Federal banking regulators took over the first U.S. bank to fail in nearly 18 months when the Texas Department of Banking closed the doors to the Enloe State Bank in Cooper, Texas, on Friday (May 31).
The Federal Deposit Insurance Corp. (FDIC) was then appointed as the receiver and entered into a purchase and assumption agreement with Legend Bank N.A., in Bowie, Texas, to assume the insured deposits of the smaller bank. FDIC officials said the only office of The Enloe State Bank will reopen as a branch of Legend Bank during their normal business hours starting Monday (June 3).
Enloe depositors will automatically become Legend Bank customers. Deposits assumed by larger Texas bank will continue to be insured by the FDIC, “so there is no need for customers to change their banking relationship to retain their deposit insurance coverage,” officials said.
As of March 31, Enloe had total assets of $36.7 million and total deposits of $31.3 million, of which there were nearly $500,000 that exceeded FDIC insurance limits. This estimate is likely to change once the FDIC obtains additional information from these customers. Legend Bank has agreed to assume the insured deposits for a 0.51% premium. It will also purchase approximately $5.2 million of the failed bank’s assets, while the FDIC will retain the remaining assets for later disposition.
The FDIC preliminarily estimates that the failure will cost its Deposit Insurance Fund about $27 million, which will change over time as the assets are sold.

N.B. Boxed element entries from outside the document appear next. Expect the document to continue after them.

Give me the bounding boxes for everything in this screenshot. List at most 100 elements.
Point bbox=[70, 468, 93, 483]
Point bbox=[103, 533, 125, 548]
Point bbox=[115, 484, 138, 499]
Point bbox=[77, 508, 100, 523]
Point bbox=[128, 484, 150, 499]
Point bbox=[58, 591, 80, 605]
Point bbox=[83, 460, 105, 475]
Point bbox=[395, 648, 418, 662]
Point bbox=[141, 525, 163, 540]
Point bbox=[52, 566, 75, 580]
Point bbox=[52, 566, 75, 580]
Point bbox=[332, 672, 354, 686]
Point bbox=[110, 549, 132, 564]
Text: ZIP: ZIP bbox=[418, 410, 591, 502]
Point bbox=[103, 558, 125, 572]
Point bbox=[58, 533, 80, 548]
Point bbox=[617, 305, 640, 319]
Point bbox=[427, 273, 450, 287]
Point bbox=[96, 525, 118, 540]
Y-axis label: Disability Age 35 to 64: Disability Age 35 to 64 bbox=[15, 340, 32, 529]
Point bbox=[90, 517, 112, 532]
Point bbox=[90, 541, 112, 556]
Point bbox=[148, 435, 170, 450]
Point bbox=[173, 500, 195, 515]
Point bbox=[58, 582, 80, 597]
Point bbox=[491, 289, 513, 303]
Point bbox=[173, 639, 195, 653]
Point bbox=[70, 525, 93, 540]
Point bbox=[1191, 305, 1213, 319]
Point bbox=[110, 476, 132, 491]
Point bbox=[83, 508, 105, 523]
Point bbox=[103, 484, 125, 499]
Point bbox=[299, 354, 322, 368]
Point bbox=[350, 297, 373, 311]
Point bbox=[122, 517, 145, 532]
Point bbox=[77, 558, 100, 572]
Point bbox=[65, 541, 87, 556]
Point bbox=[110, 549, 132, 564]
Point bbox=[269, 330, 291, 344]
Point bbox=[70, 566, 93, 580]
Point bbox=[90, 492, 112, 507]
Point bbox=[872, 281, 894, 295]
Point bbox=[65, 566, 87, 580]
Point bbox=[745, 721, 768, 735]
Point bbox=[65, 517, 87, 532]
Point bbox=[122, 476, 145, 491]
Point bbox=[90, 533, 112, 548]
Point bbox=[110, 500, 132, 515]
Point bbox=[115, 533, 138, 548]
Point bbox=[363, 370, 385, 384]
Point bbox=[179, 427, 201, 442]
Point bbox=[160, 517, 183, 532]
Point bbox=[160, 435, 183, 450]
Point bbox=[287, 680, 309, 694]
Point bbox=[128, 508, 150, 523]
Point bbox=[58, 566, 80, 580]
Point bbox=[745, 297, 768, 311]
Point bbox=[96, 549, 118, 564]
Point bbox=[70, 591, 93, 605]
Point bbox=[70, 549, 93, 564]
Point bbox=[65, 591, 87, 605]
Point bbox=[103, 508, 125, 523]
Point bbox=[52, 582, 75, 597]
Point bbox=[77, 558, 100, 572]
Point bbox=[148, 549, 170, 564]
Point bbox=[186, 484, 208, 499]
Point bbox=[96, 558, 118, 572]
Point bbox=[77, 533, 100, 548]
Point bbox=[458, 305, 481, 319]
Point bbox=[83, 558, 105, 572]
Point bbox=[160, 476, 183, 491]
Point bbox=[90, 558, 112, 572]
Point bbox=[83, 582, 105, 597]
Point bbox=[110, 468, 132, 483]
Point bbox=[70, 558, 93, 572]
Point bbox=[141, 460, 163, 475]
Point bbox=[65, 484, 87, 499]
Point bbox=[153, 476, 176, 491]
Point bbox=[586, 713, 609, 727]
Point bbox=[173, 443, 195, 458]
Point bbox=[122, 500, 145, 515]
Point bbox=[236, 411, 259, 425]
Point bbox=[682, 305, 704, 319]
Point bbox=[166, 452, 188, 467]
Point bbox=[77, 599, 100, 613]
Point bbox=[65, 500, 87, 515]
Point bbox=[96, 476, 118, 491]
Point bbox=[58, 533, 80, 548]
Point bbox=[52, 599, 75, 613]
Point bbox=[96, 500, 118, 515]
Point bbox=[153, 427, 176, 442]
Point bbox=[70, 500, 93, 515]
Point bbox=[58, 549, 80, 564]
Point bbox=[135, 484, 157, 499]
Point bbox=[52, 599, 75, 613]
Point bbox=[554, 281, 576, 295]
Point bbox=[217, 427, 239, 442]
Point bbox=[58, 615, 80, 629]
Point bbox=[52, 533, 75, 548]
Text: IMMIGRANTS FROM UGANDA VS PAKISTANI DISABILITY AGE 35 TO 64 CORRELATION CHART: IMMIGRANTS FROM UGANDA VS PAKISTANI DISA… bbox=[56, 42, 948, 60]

Enloe is the first bank to fail in the nation this year. The last bank failure was Washington Federal Bank for Savings in Chicago, Ill., on December 15, 2017.
The number of U.S. bank failures peaked in the years following the Great Recession. Although there were only 25 bank failures in 2008, the total asset volume peaked at $375.6 billion due to several large financial institutions going bankrupt. That year included the largest bank failure in history when Washington Mutual was closed with assets of $307 billion. The assets of the Henderson, Nev.-based bank was purchased by JPMorgan Chase for $1.9 billion.
In 2009 and 2010, there were 140 and 157 banks, respectively, that entered FDIC receivership. However, the total asset volume in those years fell to $170.9 billion in 2009 and $96.5 billion the next year. The number of failed banks dwindled to less than ten from 2015 to 2017, and zero in 2018.
During the height of the nation’s post-recession banking crisis between 2009-2012, Arkansas’ four largest banks participated in more than 110 auctions conducted by the FDIC seeking to purchase distressed banks with assets exceeding $52 billion in more than a dozen states, according to an analysis of the FDIC’s “Failed Bank” bid summaries by Talk Business & Politics.
Of the 525 banks that have landed on the notorious list over the past decade, Arvest, Bank OZK, Simmons First National and Home Bancshares have submitted 20 winning bids that have collectively added $7.75 billion in assets and more than $7 billion in new deposits to their financial portfolios, the analysis shows.
Arkansas also has the distinction of having the last U.S. bank seized at the end of 2016 when the Arkansas State Bank Department took possession of Mulberry-based Allied Bank and entered into an agreement with the FDIC and Huntsville-based Today’s Bank to acquire all of the troubled bank’s assets and deposits, which amounted to $66 million and $65 million, respectively.